Dictionaries presented any world I wanted to live in. I could be a posh Brit and use words like louche while knowing that the proper term for the piece of furniture is sofa not couch. I could be sophisticated and continental just by saying “chaise longue” not “chaise lounge.” And never just chaise since that just means “chair.” And I could always impress my political science friend by properly using the word Manichaean.
But more than just being fascinated with language and storytelling, as I got older, and middle-school insecurities set in, I realized that writing was the purest form of expression for me. There was no body language or inflection to change the meaning of what I was trying to say. No misunderstanding my dry, ironic or self-deprecating humor to mask those insecurities. I might get stuttery and shy, or even teary, when I spoke, but I was always smart, articulate, funny, trenchant or thoughtful when I wrote. More than anything, I was confident. I could always present the best version of me in my writing.

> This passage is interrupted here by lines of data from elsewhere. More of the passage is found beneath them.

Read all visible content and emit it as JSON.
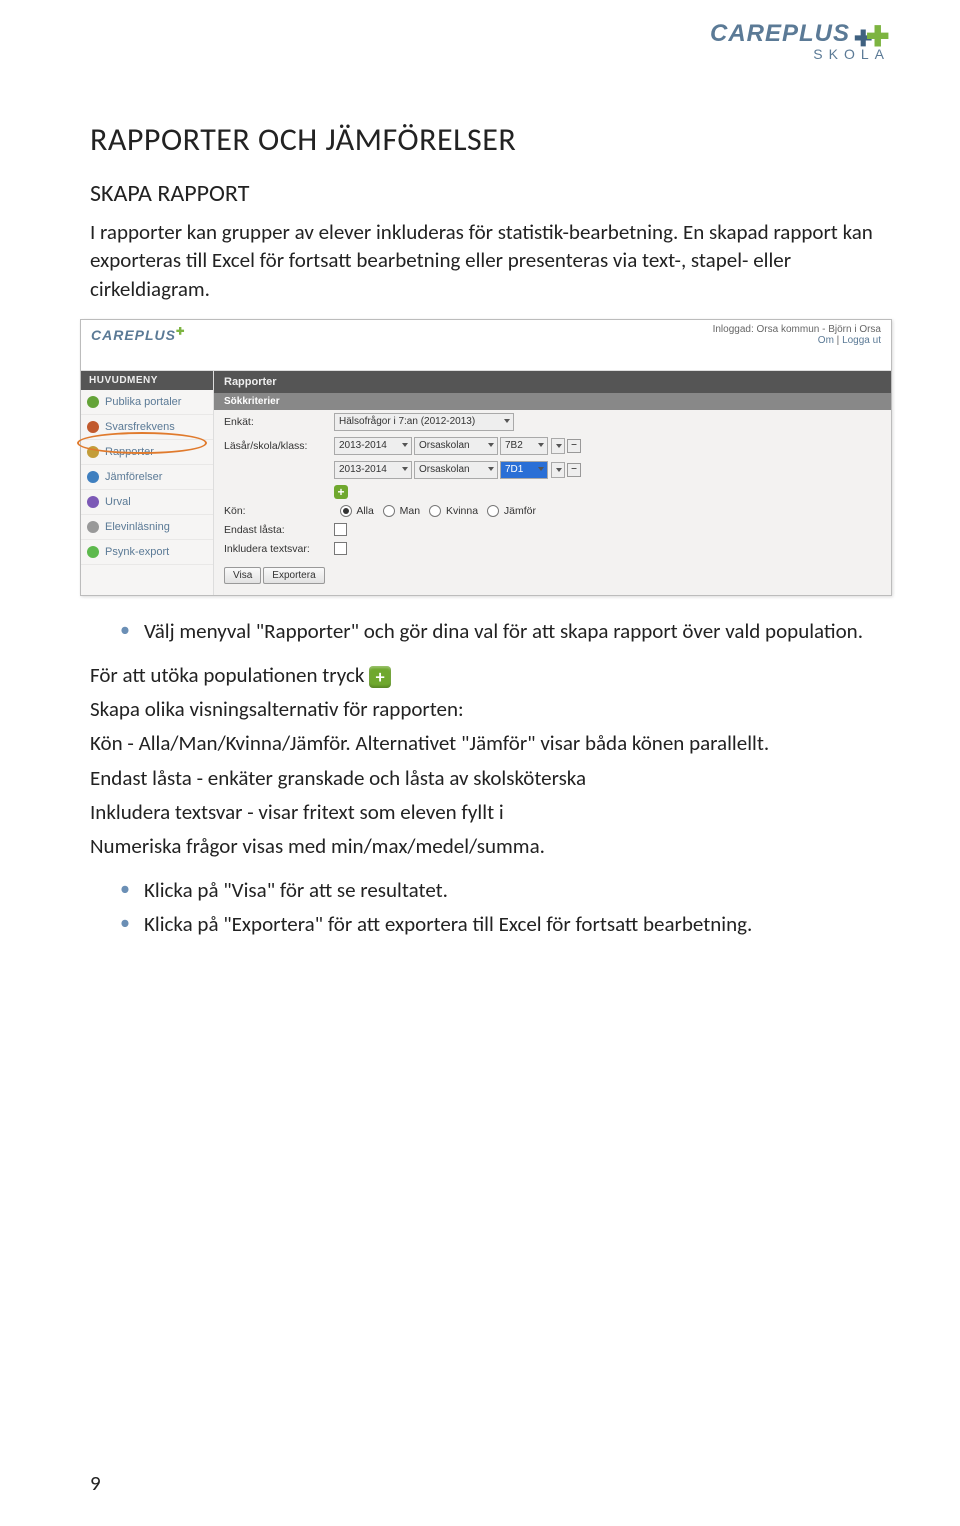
{
  "brand": {
    "name": "CAREPLUS",
    "subtitle": "SKOLA"
  },
  "title": "RAPPORTER OCH JÄMFÖRELSER",
  "subtitle": "SKAPA RAPPORT",
  "intro": "I rapporter kan grupper av elever inkluderas för statistik-bearbetning. En skapad rapport kan exporteras till Excel för fortsatt bearbetning eller presenteras via text-, stapel- eller cirkeldiagram.",
  "app": {
    "logged_in": "Inloggad: Orsa kommun - Björn i Orsa",
    "menu_links": {
      "om": "Om",
      "logout": "Logga ut"
    },
    "sidehead": "HUVUDMENY",
    "menu": [
      {
        "icon": "#64a338",
        "label": "Publika portaler"
      },
      {
        "icon": "#c15a2e",
        "label": "Svarsfrekvens"
      },
      {
        "icon": "#c39d3a",
        "label": "Rapporter"
      },
      {
        "icon": "#3f7fbf",
        "label": "Jämförelser"
      },
      {
        "icon": "#7c59b6",
        "label": "Urval"
      },
      {
        "icon": "#999999",
        "label": "Elevinläsning"
      },
      {
        "icon": "#5db94d",
        "label": "Psynk-export"
      }
    ],
    "tab_title": "Rapporter",
    "sub_title": "Sökkriterier",
    "form": {
      "enkat_label": "Enkät:",
      "enkat_value": "Hälsofrågor i 7:an (2012-2013)",
      "lasar_label": "Läsår/skola/klass:",
      "rows": [
        {
          "year": "2013-2014",
          "school": "Orsaskolan",
          "klass": "7B2",
          "hilite": false
        },
        {
          "year": "2013-2014",
          "school": "Orsaskolan",
          "klass": "7D1",
          "hilite": true
        }
      ],
      "kon_label": "Kön:",
      "kon_options": [
        "Alla",
        "Man",
        "Kvinna",
        "Jämför"
      ],
      "kon_selected": 0,
      "endast_label": "Endast låsta:",
      "inkludera_label": "Inkludera textsvar:",
      "btn_visa": "Visa",
      "btn_exportera": "Exportera"
    }
  },
  "bullet1": "Välj menyval \"Rapporter\" och gör dina val för att skapa rapport över vald population.",
  "line_popu": "För att utöka populationen tryck",
  "line_skapa": "Skapa olika visningsalternativ för rapporten:",
  "line_kon": "Kön - Alla/Man/Kvinna/Jämför. Alternativet \"Jämför\" visar båda könen parallellt.",
  "line_endast": "Endast låsta - enkäter granskade och låsta av skolsköterska",
  "line_inkludera": "Inkludera textsvar - visar fritext som eleven fyllt i",
  "line_numeriska": "Numeriska frågor visas med min/max/medel/summa.",
  "bullet_visa": "Klicka på \"Visa\" för att se resultatet.",
  "bullet_export": "Klicka på \"Exportera\" för att exportera till Excel för fortsatt bearbetning.",
  "page_number": "9"
}
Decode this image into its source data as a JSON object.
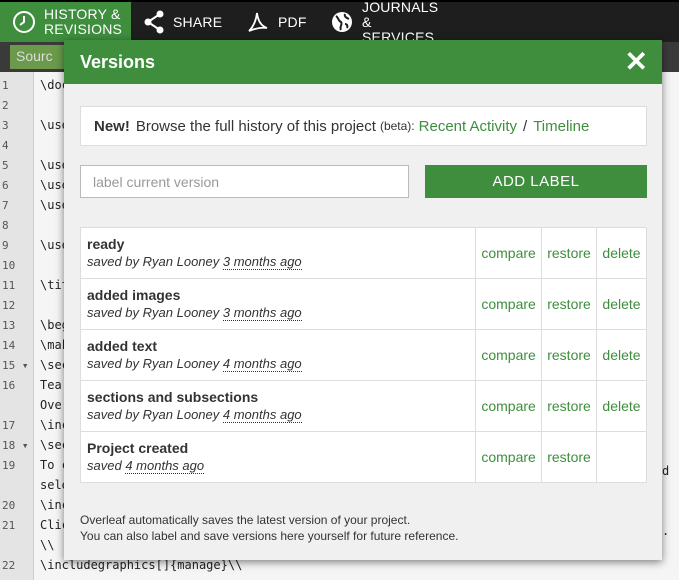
{
  "toolbar": {
    "history_line1": "HISTORY &",
    "history_line2": "REVISIONS",
    "share": "SHARE",
    "pdf": "PDF",
    "journals_line1": "JOURNALS",
    "journals_line2": "& SERVICES"
  },
  "editor": {
    "source_tab": "Sourc",
    "lines": [
      {
        "n": "1",
        "text": "\\doc"
      },
      {
        "n": "2",
        "text": ""
      },
      {
        "n": "3",
        "text": "\\use"
      },
      {
        "n": "4",
        "text": ""
      },
      {
        "n": "5",
        "text": "\\use"
      },
      {
        "n": "6",
        "text": "\\use"
      },
      {
        "n": "7",
        "text": "\\use"
      },
      {
        "n": "8",
        "text": ""
      },
      {
        "n": "9",
        "text": "\\use"
      },
      {
        "n": "10",
        "text": ""
      },
      {
        "n": "11",
        "text": "\\tit"
      },
      {
        "n": "12",
        "text": ""
      },
      {
        "n": "13",
        "text": "\\beg"
      },
      {
        "n": "14",
        "text": "\\mak"
      },
      {
        "n": "15 ▾",
        "text": "\\sec"
      },
      {
        "n": "16",
        "text": "Tea"
      },
      {
        "n": "",
        "text": "Ove"
      },
      {
        "n": "17",
        "text": "\\inc"
      },
      {
        "n": "18 ▾",
        "text": "\\sec"
      },
      {
        "n": "19",
        "text": "To c"
      },
      {
        "n": "",
        "text": "sele"
      },
      {
        "n": "20",
        "text": "\\inc"
      },
      {
        "n": "21",
        "text": "Clic"
      },
      {
        "n": "",
        "text": "\\\\"
      },
      {
        "n": "22",
        "text": "\\includegraphics[]{manage}\\\\"
      }
    ],
    "right_chars": [
      "d",
      "."
    ]
  },
  "modal": {
    "title": "Versions",
    "close": "✕",
    "notice": {
      "bold": "New!",
      "text": "Browse the full history of this project",
      "beta": "(beta):",
      "link1": "Recent Activity",
      "separator": "/",
      "link2": "Timeline"
    },
    "label_placeholder": "label current version",
    "add_label": "ADD LABEL",
    "actions": {
      "compare": "compare",
      "restore": "restore",
      "delete": "delete"
    },
    "versions": [
      {
        "name": "ready",
        "saved_prefix": "saved by Ryan Looney",
        "ago": "3 months ago",
        "deletable": true
      },
      {
        "name": "added images",
        "saved_prefix": "saved by Ryan Looney",
        "ago": "3 months ago",
        "deletable": true
      },
      {
        "name": "added text",
        "saved_prefix": "saved by Ryan Looney",
        "ago": "4 months ago",
        "deletable": true
      },
      {
        "name": "sections and subsections",
        "saved_prefix": "saved by Ryan Looney",
        "ago": "4 months ago",
        "deletable": true
      },
      {
        "name": "Project created",
        "saved_prefix": "saved",
        "ago": "4 months ago",
        "deletable": false
      }
    ],
    "footer_line1": "Overleaf automatically saves the latest version of your project.",
    "footer_line2": "You can also label and save versions here yourself for future reference."
  }
}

I also learned fairly early on that writing was the one talent my teachers agreed I had. External validation shouldn't matter, but it does when you're 12. No matter how late I was to class, or how disruptive my note-passing might have been, even my most adversarial teacher-- Ms. Murphy -- acknowledged I had a talent. Hell, one even accused me of plagiarism because my report, written as a first-person account by the protagonist per her suggestion, was too good to have been written by a high school kid. I got such a sense of schadenfreudy pleasure when she had to read the book before she’d give me the A+ I earned.
Of course, those early fantasies of being the toast of Manhattan with my brilliant first novel, and comparisons to Dorothy Parker, eventually gave way to more “realistic” goals, but I never stopped writing. Now, thanks to the proliferation of social media, I’m able to express myself in as many ways as I want. Whether it’s professionally on LinkedIn, personally on Facebook or Twitter, or humorously in my recaps or blogs, I’m not limited in how I give voice to my thoughts and opinions.
Writing has never been “what I do.” Which is good because I haven’t been able to crack the code of how to make a living from writing in all these years. Writing is who I am. I don’t write because I like it or because I’m “good at it.” I write because I can’t imagine ever not writing any more than I can't imagine not breathing.